Through a series of follow up observations, Reddy and his team analyzed 2020 SO’s composition using NASA’s IRTF and compared the spectrum data from 2020 SO with that of 301 stainless steel, the material Centaur rocket boosters were made of in the 1960’s. While not immediately a perfect match, Reddy and his team persisted, realizing the discrepancy in spectrum data could be a result of analyzing fresh steel in a lab against steel that would have been exposed to the harsh conditions of space weather for 54 years. This led Reddy and his team to do some additional investigation.

“We knew that if we wanted to compare apples to apples, we’d need to try to get spectral data from another Centaur rocket booster that had been in Earth orbit for many years to then see if it better matched 2020 SO’s spectrum,” said Reddy. “Because of the extreme speed at which Earth-orbiting Centaur boosters travel across the sky, we knew it would be extremely difficult to lock on with the IRTF long enough to get a solid and reliable data set.”

However, on the morning of Dec. 1, Reddy and his team pulled off what they thought would be impossible. They observed another Centaur D rocket booster from 1971 launch of a communication satellite that was in Geostationary Transfer Orbit, long enough to get a good spectrum. With this new data, Reddy and his team were able to compare it against 2020 SO and found the spectra to be consistent with each another, thus definitively concluding 2020 SO to also be a Centaur rocket booster.

“This conclusion was the result of a tremendous team effort,” said Reddy. “We were finally able to solve this mystery because of the great work of Pan-STARRS, Paul Chodas and the team at CNEOS, LBT, IRTF, and the observations around the world.”

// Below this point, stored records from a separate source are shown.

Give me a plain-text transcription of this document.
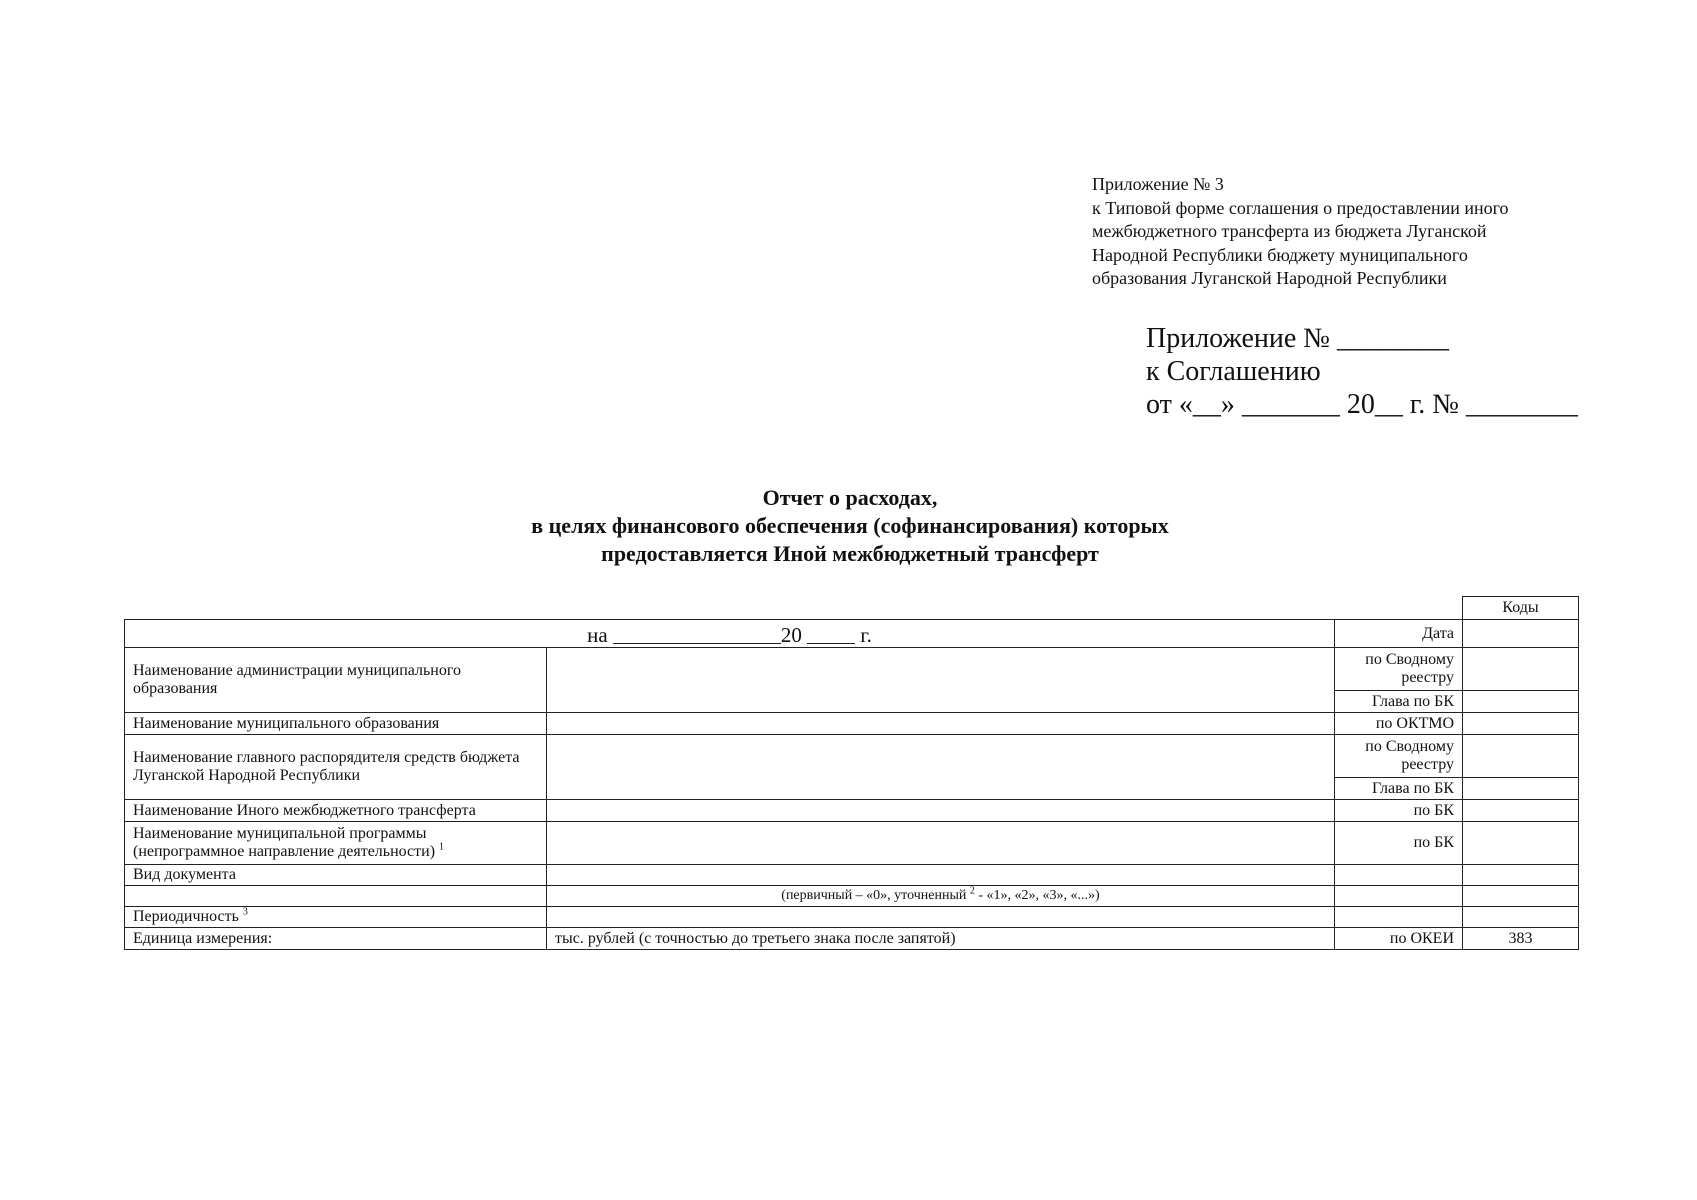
Приложение № 3
к Типовой форме соглашения о предоставлении иного
межбюджетного трансферта из бюджета Луганской
Народной Республики бюджету муниципального
образования Луганской Народной Республики
Приложение № ________
к Соглашению
от «__» _______ 20__ г. № ________
Отчет о расходах,
в целях финансового обеспечения (софинансирования) которых
предоставляется Иной межбюджетный трансферт
			Коды
на 20 г.		Дата	
Наименование администрации муниципального образования		по Сводному реестру	
		Глава по БК	
Наименование муниципального образования		по ОКТМО	
Наименование главного распорядителя средств бюджета Луганской Народной Республики		по Сводному реестру	
		Глава по БК	
Наименование Иного межбюджетного трансферта		по БК	
Наименование муниципальной программы
(непрограммное направление деятельности) $^1$		по БК	
Вид документа			
	(первичный – «0», уточненный $^2$ - «1», «2», «3», «...»)		
Периодичность $^3$			
Единица измерения:	тыс. рублей (с точностью до третьего знака после запятой)	по ОКЕИ	383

2020 SO made its closest approach to Earth on Dec. 1, 2020 and will remain within Earth’s sphere of gravitational dominance—a region in space called the “Hill Sphere” that extends roughly 930,000 miles (1.5 million kilometers) from our planet—until it escapes back into a new orbit around the Sun in March 2021. As NASA-funded telescopes survey the skies for asteroids that could pose an impact threat to Earth, the ability to distinguish between natural and artificial objects is valuable as nations continue to explore and more artificial objects find themselves in orbit about the Sun. Astronomers will continue to observe this particular relic from the early Space Age until it’s gone.